El jugo resulta buenísimo. Concluyo que ananá y durazno es mejor que ananá y melón. El melón y el ananá no hacen un buen maridaje: el melón es muy sutil, sería opacado, supongo. Como no tengo el celular ni dinero, mi hijo se ofrece a pagar. Ingresa con la moza al restaurante mientras yo me quedo contemplando el agua que más abajo viaja. Nadie a la vista. La felicidad está acá, me digo.
La joven nos explica que por la noche podríamos ir a cenar. Me interesa el programa. Antes de saludar con una sonrisa a la joven, le doy mi número para que nos envíe el menú. La mujer nos sonríe más. Otra mujer simpática. Nos vamos de vuelta al hotel. Cae la noche, aceleramos.

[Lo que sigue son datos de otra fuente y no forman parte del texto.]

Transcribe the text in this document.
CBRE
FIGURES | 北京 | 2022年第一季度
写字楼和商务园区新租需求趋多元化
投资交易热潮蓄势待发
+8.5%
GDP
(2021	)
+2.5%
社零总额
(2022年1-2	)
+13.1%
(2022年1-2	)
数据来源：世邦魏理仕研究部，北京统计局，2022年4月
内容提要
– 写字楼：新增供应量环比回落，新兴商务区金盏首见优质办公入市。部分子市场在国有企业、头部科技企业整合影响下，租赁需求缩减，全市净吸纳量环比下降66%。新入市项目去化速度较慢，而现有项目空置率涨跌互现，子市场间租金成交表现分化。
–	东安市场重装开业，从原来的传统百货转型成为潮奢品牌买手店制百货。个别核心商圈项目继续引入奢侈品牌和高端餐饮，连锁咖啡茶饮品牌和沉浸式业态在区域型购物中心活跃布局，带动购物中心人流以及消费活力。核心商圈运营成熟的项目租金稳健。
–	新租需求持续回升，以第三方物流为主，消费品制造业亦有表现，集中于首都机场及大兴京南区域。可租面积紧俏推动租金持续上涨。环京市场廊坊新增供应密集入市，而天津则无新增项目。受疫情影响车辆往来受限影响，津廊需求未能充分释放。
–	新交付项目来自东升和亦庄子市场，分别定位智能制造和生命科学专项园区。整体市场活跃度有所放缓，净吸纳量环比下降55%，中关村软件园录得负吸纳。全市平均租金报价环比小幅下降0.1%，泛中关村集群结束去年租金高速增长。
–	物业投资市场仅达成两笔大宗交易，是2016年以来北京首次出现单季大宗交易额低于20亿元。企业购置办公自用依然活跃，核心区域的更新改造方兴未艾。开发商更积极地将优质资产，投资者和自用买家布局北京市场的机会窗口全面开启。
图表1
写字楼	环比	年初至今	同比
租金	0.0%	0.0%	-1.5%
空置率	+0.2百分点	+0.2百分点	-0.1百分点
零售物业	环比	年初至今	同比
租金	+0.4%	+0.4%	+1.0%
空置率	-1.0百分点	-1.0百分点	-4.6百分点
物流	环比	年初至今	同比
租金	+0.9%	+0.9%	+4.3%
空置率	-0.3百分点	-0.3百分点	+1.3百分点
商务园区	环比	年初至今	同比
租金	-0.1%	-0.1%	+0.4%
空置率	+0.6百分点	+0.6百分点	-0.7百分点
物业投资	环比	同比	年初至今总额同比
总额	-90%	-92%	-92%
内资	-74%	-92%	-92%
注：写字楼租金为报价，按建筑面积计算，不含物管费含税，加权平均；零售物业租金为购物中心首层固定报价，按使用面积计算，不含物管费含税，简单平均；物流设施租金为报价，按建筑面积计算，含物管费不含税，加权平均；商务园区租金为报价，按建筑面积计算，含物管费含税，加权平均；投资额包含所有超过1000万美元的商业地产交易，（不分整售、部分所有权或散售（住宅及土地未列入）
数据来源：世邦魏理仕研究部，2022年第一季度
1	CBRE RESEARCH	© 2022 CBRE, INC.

Subimos una cuesta, casi en la oscuridad, cuando diviso una víbora en el camino y se lo advierto a mi hijo extendiendo mis brazos. Me cuesta gritar como forma natural. Está a nuestra izquierda y es llamativamente grande. Mi hijo, a la distancia, le saca una foto. Una yarará. Es venenosa, le digo a mi hijo. Podría habernos mordido, pienso.
Me quedo mirándola a la distancia en la semi oscuridad. Todo pende de un hilo. Es sabido, pero no dejo de perder la capacidad de asombro. Algo dentro mío no termina de aceptar la incertidumbre. Es algo tan descomunal; no lo puedo aceptar. Es injusto, inadmisible. Intolerable. Pero sí que la veo: la incertidumbre es un dragón que a cada rato me muestra su boca, sus colmillos, su lengua y, sobre todo, el fuego devastador que pasa por ella.